Don't under-estimate advertising.


Amid all the sturm and drang about the death of advertising--about how consumers are impervious to messaging, a new book has come out that was just reviewed in The New York Times Book Review. It's called "BUYING IN: The Secret Dialogue Between What We Buy and Who We Are." And it's by Rob Walker, who writes "Consumed," a weekly shopping-culture column in The New York Times Magazine. You can read the review here: http://www.nytimes.com/2008/07/27/books/review/Manjoo-t.html?_r=1&ref=books&oref=slogin

The point seems to be as more and more people say they pay no attention to advertising, consumers, in fact, are ever more consumed by consumerism.

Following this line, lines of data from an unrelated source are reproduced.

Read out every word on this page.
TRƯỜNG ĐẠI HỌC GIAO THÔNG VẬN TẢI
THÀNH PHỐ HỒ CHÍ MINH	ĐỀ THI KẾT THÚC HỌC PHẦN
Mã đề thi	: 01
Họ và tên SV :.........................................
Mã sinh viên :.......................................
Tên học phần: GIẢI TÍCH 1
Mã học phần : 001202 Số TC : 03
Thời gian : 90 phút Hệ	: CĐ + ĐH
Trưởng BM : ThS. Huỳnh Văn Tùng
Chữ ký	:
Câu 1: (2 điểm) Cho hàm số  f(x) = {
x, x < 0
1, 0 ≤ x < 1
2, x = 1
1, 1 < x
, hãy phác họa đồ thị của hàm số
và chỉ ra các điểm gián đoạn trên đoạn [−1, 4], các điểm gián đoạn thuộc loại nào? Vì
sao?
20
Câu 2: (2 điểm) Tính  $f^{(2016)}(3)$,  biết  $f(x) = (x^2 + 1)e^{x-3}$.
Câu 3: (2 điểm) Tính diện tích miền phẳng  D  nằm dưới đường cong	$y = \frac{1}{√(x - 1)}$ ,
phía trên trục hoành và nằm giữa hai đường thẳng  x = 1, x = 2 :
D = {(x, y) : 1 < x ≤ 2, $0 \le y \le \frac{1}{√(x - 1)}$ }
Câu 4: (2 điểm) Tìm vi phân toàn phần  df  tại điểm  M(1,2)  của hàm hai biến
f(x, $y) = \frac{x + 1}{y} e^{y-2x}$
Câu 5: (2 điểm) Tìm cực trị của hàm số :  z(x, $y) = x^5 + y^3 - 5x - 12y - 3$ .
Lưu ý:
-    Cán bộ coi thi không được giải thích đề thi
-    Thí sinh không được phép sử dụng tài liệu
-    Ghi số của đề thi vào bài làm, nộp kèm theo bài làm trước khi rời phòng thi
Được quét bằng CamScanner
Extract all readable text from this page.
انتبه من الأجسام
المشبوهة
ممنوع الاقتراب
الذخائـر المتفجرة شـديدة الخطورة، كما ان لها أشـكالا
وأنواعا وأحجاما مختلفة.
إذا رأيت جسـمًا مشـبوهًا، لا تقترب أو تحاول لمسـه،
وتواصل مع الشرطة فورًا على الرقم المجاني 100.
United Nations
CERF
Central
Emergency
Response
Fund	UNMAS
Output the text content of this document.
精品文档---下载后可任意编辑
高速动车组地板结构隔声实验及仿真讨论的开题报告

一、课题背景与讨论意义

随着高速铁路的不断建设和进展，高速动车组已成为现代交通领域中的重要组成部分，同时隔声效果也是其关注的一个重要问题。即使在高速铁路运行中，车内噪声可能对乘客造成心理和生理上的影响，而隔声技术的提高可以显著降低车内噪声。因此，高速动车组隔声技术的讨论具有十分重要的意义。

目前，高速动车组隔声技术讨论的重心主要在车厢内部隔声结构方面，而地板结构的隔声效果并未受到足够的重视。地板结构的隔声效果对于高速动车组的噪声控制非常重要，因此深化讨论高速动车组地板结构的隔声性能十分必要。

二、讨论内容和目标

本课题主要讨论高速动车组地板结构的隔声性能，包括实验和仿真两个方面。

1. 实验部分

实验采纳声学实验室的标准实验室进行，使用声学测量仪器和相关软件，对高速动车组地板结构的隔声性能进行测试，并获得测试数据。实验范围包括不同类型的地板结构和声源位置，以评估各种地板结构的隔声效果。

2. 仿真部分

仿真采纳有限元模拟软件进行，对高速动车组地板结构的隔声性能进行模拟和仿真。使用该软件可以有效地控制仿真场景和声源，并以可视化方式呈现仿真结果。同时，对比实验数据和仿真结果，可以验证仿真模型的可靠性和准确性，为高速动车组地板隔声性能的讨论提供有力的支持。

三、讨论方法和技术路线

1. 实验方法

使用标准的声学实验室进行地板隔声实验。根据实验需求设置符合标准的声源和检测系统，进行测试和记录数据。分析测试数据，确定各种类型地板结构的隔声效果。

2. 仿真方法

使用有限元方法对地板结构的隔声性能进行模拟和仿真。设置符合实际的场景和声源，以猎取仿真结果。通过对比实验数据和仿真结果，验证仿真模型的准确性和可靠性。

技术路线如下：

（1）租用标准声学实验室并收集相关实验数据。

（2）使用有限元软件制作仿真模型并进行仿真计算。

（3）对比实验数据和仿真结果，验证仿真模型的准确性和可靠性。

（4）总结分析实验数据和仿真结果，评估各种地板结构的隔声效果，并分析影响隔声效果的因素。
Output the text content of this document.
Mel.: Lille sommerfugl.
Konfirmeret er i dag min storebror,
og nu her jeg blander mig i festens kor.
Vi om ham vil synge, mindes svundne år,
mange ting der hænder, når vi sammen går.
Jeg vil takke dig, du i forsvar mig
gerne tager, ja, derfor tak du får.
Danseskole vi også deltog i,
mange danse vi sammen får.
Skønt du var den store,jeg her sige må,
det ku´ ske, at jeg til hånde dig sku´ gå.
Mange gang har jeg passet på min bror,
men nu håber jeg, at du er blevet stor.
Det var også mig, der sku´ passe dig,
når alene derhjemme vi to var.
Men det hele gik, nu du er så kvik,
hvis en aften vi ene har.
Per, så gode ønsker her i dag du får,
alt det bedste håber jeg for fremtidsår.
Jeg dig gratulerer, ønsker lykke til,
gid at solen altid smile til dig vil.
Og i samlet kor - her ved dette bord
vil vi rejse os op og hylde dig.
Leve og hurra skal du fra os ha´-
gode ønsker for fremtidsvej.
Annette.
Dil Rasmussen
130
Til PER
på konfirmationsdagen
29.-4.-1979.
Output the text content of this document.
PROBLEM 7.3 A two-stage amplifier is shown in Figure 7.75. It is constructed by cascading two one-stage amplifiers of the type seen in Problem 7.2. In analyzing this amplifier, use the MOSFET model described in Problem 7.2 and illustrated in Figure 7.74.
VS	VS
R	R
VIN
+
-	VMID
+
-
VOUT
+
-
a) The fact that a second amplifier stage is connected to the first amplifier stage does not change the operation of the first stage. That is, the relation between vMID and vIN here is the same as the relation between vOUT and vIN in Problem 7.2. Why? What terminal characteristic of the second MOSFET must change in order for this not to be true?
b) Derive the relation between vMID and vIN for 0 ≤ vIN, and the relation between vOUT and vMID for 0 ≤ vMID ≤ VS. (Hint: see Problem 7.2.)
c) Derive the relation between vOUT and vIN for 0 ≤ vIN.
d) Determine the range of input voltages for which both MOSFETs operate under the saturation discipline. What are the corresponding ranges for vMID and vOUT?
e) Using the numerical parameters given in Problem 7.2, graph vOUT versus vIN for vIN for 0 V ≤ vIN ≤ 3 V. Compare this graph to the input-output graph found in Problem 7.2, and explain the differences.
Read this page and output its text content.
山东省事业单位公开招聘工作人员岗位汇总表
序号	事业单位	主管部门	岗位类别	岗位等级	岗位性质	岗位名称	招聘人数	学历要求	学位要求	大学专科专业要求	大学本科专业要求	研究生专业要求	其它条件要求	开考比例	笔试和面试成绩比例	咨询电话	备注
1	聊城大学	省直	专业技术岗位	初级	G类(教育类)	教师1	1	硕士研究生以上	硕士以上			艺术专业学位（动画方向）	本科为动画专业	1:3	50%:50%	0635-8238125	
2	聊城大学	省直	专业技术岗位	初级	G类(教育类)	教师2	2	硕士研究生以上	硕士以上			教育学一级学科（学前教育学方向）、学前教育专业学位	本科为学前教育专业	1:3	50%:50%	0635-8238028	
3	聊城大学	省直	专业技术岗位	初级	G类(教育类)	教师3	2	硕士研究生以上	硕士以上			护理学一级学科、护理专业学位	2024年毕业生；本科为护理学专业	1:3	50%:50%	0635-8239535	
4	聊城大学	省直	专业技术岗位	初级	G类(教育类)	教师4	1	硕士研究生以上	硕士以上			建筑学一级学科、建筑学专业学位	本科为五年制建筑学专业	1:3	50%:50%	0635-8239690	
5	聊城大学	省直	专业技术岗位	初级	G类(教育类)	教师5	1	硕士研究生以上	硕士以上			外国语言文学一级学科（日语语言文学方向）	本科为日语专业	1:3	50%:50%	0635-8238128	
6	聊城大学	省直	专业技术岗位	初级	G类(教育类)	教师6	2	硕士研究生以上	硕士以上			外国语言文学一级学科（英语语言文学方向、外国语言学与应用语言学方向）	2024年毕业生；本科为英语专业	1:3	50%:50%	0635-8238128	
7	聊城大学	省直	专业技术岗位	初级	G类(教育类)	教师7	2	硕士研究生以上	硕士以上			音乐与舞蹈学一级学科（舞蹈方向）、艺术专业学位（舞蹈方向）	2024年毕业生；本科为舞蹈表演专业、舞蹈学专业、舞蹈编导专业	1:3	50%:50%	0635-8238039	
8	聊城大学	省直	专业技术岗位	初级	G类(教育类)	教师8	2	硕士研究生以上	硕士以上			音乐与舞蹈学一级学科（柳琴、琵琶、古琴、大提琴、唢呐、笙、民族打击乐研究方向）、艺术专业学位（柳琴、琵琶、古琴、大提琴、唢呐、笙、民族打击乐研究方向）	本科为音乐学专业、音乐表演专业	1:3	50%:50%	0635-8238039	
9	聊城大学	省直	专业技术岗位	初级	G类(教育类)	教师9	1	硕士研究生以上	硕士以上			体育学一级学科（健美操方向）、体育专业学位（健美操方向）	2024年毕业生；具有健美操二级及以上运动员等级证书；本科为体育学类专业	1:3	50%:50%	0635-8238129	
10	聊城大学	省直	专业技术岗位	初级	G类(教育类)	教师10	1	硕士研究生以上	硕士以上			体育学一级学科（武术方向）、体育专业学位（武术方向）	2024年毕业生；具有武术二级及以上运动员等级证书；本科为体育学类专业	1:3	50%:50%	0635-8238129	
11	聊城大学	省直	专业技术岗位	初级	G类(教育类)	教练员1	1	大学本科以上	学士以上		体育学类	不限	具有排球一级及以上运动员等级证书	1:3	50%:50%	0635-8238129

Here's what seems to be the pithy-core of the book:

"Few of us will admit that we frequently succumb to salesmanship, and that marketing produces in us needs we never knew we had. Advertisers play along, assuring us that we’re tough to persuade; the trade press laments the birth of a “new consumer,” shoppers hopped up on YouTube and TiVo who are said to have developed a strange “immunity” to advertising. “I’m not much of a consumer,” knowing youngsters confess to Walker — just before they launch into arias on the transcendent qualities of their favorite MP3 players or preferred brands of beer."

In other words, advertising can quote Mark Twain "reports of my death are greatly exaggerated."